Portfolio investment

economic-dictionary

Portfolio investment is one that is characterized by seeking a return in the future through the receipt of financial income, the distribution of profits or capital gains.

That is, portfolio investment aims to make a profit. This, waiting for the payment, for example, of interest, in the case of debt instruments, or the payment of dividends, in the case of shares.

Another way in which you seek to earn this type of investment, as we mentioned previously, is capital gains. That is, by the difference between the purchase price of an asset and its sale.

Another way of understanding the type of investment that concerns us here, within the framework of international capital flows, is as that investment that corresponds to acquisitions of financial securities.

Of course, always in a minority position. Otherwise, as we will explain below, we will be facing a foreign direct investment (FDI).

Difference between portfolio investment and foreign direct investment

The difference between portfolio investment and foreign direct investment is that the former does not seek control of the company in which it is invested. On the other hand, the second yes.

In other words, portfolio investment does not imply gaining a majority position in the shareholding of the company in which it is invested. Therefore, no dominance is obtained in the business decisions of that organization.

In contrast, foreign direct investment refers to when the investor is becoming the main partner of the company.

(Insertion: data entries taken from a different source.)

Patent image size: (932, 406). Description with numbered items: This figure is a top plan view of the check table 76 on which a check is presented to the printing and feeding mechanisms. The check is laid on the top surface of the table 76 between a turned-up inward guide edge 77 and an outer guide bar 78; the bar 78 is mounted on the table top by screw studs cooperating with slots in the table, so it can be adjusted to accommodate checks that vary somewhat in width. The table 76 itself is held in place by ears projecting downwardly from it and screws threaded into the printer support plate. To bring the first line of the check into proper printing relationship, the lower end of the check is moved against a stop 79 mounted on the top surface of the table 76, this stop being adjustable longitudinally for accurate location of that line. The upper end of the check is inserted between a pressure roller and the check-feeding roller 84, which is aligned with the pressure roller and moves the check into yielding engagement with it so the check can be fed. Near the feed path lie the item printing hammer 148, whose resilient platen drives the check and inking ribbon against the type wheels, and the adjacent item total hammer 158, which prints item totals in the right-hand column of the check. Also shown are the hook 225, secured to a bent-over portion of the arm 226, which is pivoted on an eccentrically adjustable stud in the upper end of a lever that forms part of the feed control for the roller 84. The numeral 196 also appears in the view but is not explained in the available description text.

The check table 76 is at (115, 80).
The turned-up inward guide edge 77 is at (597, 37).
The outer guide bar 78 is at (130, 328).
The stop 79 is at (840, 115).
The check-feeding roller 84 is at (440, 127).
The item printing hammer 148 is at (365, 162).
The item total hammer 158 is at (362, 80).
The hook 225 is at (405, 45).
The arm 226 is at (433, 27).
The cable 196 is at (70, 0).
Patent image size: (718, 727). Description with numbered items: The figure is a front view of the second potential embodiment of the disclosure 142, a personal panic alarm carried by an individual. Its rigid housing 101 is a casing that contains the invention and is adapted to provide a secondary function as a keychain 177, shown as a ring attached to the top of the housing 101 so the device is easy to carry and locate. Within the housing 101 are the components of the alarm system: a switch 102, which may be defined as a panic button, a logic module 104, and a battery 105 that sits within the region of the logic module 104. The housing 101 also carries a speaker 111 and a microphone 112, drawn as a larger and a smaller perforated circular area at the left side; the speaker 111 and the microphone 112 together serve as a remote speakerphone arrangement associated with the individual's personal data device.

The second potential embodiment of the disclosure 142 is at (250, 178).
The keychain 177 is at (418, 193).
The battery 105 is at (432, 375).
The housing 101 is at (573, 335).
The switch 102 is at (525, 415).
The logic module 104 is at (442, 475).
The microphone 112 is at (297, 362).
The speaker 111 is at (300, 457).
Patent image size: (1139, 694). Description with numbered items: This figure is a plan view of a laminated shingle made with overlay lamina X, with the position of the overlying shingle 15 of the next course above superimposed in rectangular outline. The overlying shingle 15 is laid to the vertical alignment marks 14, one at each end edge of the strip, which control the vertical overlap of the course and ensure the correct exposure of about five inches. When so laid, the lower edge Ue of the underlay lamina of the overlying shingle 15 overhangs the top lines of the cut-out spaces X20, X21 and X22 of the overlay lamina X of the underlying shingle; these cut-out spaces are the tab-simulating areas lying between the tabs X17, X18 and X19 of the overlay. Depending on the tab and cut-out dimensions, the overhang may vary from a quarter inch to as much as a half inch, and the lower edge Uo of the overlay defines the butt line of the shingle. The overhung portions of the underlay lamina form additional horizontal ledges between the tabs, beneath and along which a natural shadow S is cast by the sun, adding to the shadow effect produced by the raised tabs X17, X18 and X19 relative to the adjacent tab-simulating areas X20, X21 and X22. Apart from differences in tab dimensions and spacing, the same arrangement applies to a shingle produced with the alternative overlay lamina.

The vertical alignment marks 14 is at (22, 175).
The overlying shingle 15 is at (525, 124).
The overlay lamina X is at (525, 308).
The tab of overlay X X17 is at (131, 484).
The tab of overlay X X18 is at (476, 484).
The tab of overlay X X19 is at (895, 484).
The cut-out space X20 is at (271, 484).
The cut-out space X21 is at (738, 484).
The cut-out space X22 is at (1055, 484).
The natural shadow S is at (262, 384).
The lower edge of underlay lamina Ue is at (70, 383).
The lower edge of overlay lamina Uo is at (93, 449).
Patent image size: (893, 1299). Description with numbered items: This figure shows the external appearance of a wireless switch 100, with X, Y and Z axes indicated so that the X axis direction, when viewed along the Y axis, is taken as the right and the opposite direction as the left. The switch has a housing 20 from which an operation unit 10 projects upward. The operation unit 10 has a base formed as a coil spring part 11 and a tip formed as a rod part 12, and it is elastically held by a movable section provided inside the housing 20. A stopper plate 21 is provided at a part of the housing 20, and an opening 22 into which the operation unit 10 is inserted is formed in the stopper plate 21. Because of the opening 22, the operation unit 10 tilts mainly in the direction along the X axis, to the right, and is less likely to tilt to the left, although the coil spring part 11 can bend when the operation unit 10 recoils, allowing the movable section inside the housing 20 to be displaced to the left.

Portfolio investment examples

An example of a portfolio investment could be if a Spanish company acquires 2% of the shares of a Mexican company.

The foregoing implies that the Spanish firm becomes a minority partner of the Mexican company. Eventually, you expect to receive dividends or make a profit by reselling those shares at a price higher than their acquisition price.

Now, to better understand the difference with FDI, suppose that instead of 2%, the Spanish company acquired 51% of the shareholding of the other company. Consequently, it would become the new owner and maintain control over the management of the Mexican corporation. This operation would no longer be a portfolio investment, but a direct foreign investment.

Another example of portfolio investment could be when an investor acquires, in the capital market, bonds issued for three years by a company in the industrial sector. Thus, you expect to receive a coupon periodically and the principal to be repaid towards the end of the instrument period.